Squirrel Flower
Tomorrow's Fire (Polyvinyl)
Contact Jacob Daneman about Squirrel Flower
Just ahead of summer’s final days, Squirrel Flower — the moniker of Chicago-based musician Ella Williams — presents her new single/video, “Intheskatepark,” from her forthcoming album, Tomorrow’s Fire, out October 13th on Polyvinyl. The album glides effortlessly over emotional states of being, lightness and heaviness, and today’s “Intheskatepark,” sounds like a dispatch from a bygone world. The scuzzy pop production nods to Guided By Voices, as Williams sings about crushing under summer sunshine. Of the track, Williams says: “I wrote this song in 2019 on a little toy synthesizer. To me, this song is everlasting summer — even as things change, seasons, feelings, relationships, you can still try and feel the perfect lightness of summer, of a new crush, of a pop riff. It’s best listened to while biking around in the sunshine.”

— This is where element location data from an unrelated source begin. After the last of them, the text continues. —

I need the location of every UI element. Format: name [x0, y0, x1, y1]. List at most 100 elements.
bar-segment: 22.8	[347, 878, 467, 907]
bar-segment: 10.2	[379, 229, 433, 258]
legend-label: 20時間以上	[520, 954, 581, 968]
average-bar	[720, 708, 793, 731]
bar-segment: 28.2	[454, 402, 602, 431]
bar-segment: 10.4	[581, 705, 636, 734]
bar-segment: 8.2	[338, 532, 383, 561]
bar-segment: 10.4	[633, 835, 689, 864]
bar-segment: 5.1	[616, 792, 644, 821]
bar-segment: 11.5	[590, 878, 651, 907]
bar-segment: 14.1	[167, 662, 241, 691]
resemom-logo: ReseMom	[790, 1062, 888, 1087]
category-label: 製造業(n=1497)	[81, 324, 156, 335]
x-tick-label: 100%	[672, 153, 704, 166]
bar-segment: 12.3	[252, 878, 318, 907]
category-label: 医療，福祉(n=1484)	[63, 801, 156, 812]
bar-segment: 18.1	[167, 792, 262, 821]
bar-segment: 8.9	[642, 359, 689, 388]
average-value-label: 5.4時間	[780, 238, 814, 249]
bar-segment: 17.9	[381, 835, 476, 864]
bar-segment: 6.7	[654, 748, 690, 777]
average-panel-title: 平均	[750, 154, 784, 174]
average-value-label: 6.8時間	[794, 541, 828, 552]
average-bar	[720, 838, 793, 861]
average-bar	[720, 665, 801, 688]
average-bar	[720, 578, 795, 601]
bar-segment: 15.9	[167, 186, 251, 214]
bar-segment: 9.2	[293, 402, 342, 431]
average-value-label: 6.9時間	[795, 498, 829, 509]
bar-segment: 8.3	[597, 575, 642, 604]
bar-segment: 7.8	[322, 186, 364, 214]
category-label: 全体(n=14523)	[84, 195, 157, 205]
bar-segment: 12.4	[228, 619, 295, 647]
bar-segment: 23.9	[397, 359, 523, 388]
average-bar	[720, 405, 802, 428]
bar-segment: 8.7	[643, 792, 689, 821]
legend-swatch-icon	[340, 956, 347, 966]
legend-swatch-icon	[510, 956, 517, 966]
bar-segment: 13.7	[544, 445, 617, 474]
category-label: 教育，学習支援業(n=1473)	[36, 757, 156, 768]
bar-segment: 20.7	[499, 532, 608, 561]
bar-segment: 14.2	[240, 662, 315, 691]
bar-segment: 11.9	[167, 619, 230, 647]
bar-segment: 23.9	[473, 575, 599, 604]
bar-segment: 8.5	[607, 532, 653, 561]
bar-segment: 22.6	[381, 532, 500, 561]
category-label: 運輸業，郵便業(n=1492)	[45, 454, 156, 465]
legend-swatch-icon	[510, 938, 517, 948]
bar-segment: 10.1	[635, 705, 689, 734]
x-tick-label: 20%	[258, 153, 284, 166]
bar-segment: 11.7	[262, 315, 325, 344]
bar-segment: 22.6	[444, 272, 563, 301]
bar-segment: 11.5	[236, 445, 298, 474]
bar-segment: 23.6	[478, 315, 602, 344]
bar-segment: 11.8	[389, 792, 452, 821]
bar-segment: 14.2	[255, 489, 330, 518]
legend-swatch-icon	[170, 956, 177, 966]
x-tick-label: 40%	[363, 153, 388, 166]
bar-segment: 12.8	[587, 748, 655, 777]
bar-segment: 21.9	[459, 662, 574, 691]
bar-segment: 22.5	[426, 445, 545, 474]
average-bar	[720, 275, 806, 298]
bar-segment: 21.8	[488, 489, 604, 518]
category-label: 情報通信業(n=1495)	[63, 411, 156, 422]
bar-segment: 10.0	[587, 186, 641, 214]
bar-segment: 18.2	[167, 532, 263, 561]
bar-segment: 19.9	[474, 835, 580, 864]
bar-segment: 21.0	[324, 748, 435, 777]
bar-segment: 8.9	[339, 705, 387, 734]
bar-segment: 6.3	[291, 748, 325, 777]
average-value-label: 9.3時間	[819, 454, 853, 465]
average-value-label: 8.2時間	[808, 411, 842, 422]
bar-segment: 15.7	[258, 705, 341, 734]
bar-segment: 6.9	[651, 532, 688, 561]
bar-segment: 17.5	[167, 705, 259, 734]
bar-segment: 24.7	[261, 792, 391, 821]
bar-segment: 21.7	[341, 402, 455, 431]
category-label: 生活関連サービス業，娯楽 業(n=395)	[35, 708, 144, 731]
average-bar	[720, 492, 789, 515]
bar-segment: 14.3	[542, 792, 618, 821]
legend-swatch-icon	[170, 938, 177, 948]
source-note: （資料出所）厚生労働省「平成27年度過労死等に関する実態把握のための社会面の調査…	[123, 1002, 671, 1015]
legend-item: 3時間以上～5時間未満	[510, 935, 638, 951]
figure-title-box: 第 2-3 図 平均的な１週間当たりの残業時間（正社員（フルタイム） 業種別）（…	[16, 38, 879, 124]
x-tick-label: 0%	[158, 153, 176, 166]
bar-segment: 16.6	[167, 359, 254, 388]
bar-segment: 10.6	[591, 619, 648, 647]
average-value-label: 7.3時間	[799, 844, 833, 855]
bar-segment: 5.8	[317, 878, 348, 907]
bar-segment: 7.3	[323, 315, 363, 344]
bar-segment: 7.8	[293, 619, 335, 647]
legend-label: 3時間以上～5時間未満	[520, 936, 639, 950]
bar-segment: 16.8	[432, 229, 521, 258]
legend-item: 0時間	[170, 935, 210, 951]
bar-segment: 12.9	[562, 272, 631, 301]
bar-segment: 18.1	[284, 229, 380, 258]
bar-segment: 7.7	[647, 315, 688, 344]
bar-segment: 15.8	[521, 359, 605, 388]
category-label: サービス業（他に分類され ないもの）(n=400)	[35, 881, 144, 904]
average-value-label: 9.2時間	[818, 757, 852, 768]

This fall, Squirrel Flower will embark on a headlining tour beginning in US and extending internationally in 2024, bringing her incredible full-band live set to audiences around the globe. Full dates are listed below and tickets are on sale now.
Following her acclaimed 2021 LP, Planet (i), and its subsequent Planet EP, Squirrel Flower might’ve been labeled something like “indie folk”; but Tomorrow’s Fire is a rock record, made to be played loud. Its double lead single “When A Plant Is Dying” / “Full Time Job” — praised by Consequence as “grungy” and “mournful” — cemented this transition from acoustic tenderness to full-blown catharsis. Tomorrow’s Fire glides effortlessly over emotional states of being, lightness and heaviness, and cements Willaims’ status as one of indie rock’s finest songwriters.
Tomorrow’s Fire was produced by Williams herself at Drop of Sun Studios in Asheville alongside storied engineer Alex Farrar (Wednesday, Indigo de Souza, Snail Mail), and a studio band composed of Matt McCaughan (Bon Iver), Seth Kauffman (Angel Olsen band), MJ Lenderman (Wednesday), and Dave Hartley (The War on Drugs). Its title references that of a novel Williams’ great-grandfather Jay wrote about a troubadour, named for a line by the Medieval French poet Rutebeuf, a troubadour himself: “Tomorrow’s hopes provide my dinner/ Tomorrow’s fire must warm tonight.” Centuries on, the quote spoke to Williams, who describes the fire as a tool to wield in the face of nihilism. Tomorrow’s Fire is what we take solace in, what we know will make us feel okay in the morning, how we light the path we’re walking on.